Charter Destination

Haida Gwaii & North Coast Previously known as the Queen Charlotte Islands, the home of the Haida First Nations reverted back to Haida Gwaii in 2010.   Chosen as one of National Geographic‘s 20 Best Trips 2015, the serenity and cultural richness of Haida Gwaii make it a one-of-a kind, unforgettable destination.  The magazine’s story writer Masa Takei observed: Known as the Canadian Galápagos for its endemic wildlife, including the ubiquitous Sitka deer visible along the islands’ only main road, this 155-mile-long, torch-shaped archipelago hangs underneath the Alaska panhandle…The Haida culture, the remote location, and the ocean mist drifting through moss-draped cedars all contribute to the islands’ mystical atmosphere, best experienced without expectations or itineraries. “Life is about letting things unfold,” says Canadian poet and writer Susan Musgrave, who lives outside the islands’ largest town of Masset, where she runs a bed and breakfast. Musgrave urges her guests to let serendipity shape their island experience. “If you ask for a ride, you’ll end up at a party on the beach by the fire, eating crab. That’s how things happen here”. Investigate the welcoming arts scene or the vibrant First Nations culture. Of Haida Gwaii’s total population of approximately 5,000, at least one third is Haida and Aboriginal culture and heritage is thriving here. Enter the incredible raw beauty of the islands’ parks. Experience Gwaii Haanas National Park Reserve & Haida Heritage Site and the SGang Gwaay UNESCO World Heritage Site, one of the last authentic examples of a west coast First Nations village.

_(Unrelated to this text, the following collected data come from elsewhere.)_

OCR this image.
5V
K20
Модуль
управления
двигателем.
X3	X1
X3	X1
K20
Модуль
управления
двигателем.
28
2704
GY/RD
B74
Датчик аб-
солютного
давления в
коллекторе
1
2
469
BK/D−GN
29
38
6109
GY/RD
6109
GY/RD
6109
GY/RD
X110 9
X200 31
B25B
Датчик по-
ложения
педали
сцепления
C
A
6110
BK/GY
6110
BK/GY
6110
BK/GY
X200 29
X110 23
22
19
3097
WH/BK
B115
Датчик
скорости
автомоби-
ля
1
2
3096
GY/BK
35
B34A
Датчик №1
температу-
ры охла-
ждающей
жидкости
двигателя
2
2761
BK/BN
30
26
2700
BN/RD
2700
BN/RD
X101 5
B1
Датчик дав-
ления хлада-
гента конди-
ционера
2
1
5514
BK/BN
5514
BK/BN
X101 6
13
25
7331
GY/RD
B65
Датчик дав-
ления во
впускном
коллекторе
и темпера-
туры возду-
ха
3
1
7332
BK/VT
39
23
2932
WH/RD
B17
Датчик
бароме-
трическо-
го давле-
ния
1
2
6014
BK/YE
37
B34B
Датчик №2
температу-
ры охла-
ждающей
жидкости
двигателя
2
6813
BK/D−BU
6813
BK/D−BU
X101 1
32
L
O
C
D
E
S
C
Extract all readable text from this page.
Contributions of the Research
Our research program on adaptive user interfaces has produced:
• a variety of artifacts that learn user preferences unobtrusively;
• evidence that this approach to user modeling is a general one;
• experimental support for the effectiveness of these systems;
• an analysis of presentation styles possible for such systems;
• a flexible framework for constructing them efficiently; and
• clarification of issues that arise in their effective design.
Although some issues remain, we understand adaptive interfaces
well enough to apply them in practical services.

Haida Gwaii means “Islands of the People.” The area consists of more than 150 islands of varying sizes. It is the most remote archipelago in Canada, located parallel to the northwest coast of mainland British Columbia, 100km, or 62 miles, across the Hecate Strait from Prince Rupert. Only two of the area’s largest islands are developed. Graham Island in the north has six official communities, and the majority of inhabitants and infrastructure. Moresby Island, just to its south, is home to one community, Sandspit.